19.2.1. Deadlocks
First let's make sure that you know how
processes work with the CPU. Each process gets a tiny CPU time slice
before another process takes over. Usually operating systems use a
"round robin" technique to decide
which processes should get CPU slices and when. This decision is
based on a simple queue, with each process that needs CPU entering
the queue at the end of it. Eventually the added process moves to the
head of the queue and receives a tiny allotment of CPU time,
depending on the processor speed and implementation (think
microseconds). After this time slice, if it is still not finished,
the process moves to the end of the queue again. Figure 19-1 depicts this process. (Of course, this diagram
is a simplified one; in reality various processes have different
priorities, so one process may get more CPU time slices than others
over the same period of time.)
Figure 19-1. CPU time allocation
Now let's talk about the situation called
deadlock. If two processes simultaneously try to
acquire exclusive locks on two separate resources (databases), a
deadlock is possible. Consider this example:
sub lock_foo {
exclusive_lock('DB1');
exclusive_lock('DB2');
}
sub lock_bar {
exclusive_lock('DB2');
exclusive_lock('DB1');
}
Suppose process A calls lock_foo( ) and process B
calls lock_bar( ) at the same time. Process A
locks resource DB1 and process B locks resource
DB2. Now suppose process A needs to acquire a lock
on DB2, and process B needs a lock on
DB1. Neither of them can proceed, since they each
hold the resource needed by the other.
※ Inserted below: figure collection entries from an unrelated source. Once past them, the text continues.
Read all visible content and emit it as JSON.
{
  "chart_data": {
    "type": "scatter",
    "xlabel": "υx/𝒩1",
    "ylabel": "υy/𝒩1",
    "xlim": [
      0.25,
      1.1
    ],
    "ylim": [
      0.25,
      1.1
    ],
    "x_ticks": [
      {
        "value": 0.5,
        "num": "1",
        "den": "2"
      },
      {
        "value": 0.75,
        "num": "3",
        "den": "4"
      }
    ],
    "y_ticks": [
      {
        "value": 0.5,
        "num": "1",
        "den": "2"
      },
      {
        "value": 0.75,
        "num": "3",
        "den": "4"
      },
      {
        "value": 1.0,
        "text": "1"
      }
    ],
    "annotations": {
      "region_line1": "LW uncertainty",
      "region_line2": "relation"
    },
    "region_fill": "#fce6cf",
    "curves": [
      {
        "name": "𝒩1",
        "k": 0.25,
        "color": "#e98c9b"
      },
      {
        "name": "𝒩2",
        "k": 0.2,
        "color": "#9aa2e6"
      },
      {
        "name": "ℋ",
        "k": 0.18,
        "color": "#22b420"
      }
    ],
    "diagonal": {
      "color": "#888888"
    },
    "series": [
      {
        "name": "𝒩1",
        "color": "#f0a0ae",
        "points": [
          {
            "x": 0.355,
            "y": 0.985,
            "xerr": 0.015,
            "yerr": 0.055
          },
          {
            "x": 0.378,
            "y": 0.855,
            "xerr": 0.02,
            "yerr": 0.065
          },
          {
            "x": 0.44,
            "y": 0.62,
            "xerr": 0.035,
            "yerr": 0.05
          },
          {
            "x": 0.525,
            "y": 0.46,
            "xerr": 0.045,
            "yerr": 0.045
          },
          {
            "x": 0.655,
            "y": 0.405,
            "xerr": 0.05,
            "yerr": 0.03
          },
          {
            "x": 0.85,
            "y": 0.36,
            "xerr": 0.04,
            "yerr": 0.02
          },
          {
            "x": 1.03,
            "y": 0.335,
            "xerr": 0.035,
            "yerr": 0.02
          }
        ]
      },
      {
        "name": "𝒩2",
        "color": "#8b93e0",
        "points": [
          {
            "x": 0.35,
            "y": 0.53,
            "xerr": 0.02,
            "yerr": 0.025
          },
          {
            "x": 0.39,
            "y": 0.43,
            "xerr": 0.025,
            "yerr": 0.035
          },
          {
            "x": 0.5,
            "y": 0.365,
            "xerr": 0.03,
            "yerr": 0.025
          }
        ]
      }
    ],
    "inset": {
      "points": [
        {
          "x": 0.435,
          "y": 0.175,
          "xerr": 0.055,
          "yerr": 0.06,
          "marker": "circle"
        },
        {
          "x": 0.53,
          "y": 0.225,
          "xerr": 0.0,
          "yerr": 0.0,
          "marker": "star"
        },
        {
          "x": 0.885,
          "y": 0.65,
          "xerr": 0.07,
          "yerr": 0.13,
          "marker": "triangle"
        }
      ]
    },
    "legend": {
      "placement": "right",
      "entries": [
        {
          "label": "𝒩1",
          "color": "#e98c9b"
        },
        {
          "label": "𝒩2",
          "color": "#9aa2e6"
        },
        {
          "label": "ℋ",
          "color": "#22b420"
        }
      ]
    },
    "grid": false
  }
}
This situation is called a
deadlock.
Using the same CPU-sharing diagram shown in Figure 19-1, let's imagine that process A
gets an exclusive lock on DB1 at time slice 1 and
process B gets an exclusive lock on DB2 at time
slice 2. Then at time slice 4, process A gets the CPU back, but it
cannot do anything because it's waiting for the lock
on DB2 to be released. The same thing happens to
process B at time slice 5. From now on, the two processes will get
the CPU, try to get the lock, fail, and wait for the next chance
indefinitely.
Deadlock wouldn't be a problem if lock_foo(
) and lock_bar( ) were atomic, which
would mean that no other process would get access to the CPU before
the whole subroutine was completed. But this never happens, because
all the running processes get access to the CPU only for a few
milliseconds or even microseconds at a time (called a time
slice). It usually takes more than one CPU time slice to
accomplish even a very simple operation.
For the same reason, this code shouldn't be relied
on:
sub get_lock {
sleep 1, until -e $lock_file;
open LF, $lock_file or die $!;
return 1;
}
The problem with this code is that the test and the action pair
aren't atomic. Even if the -e
test determines that the file doesn't exist, nothing
prevents another process from creating the file in between the
-e test and the next operation that tries to
create it. Later we will see how this problem can be resolved.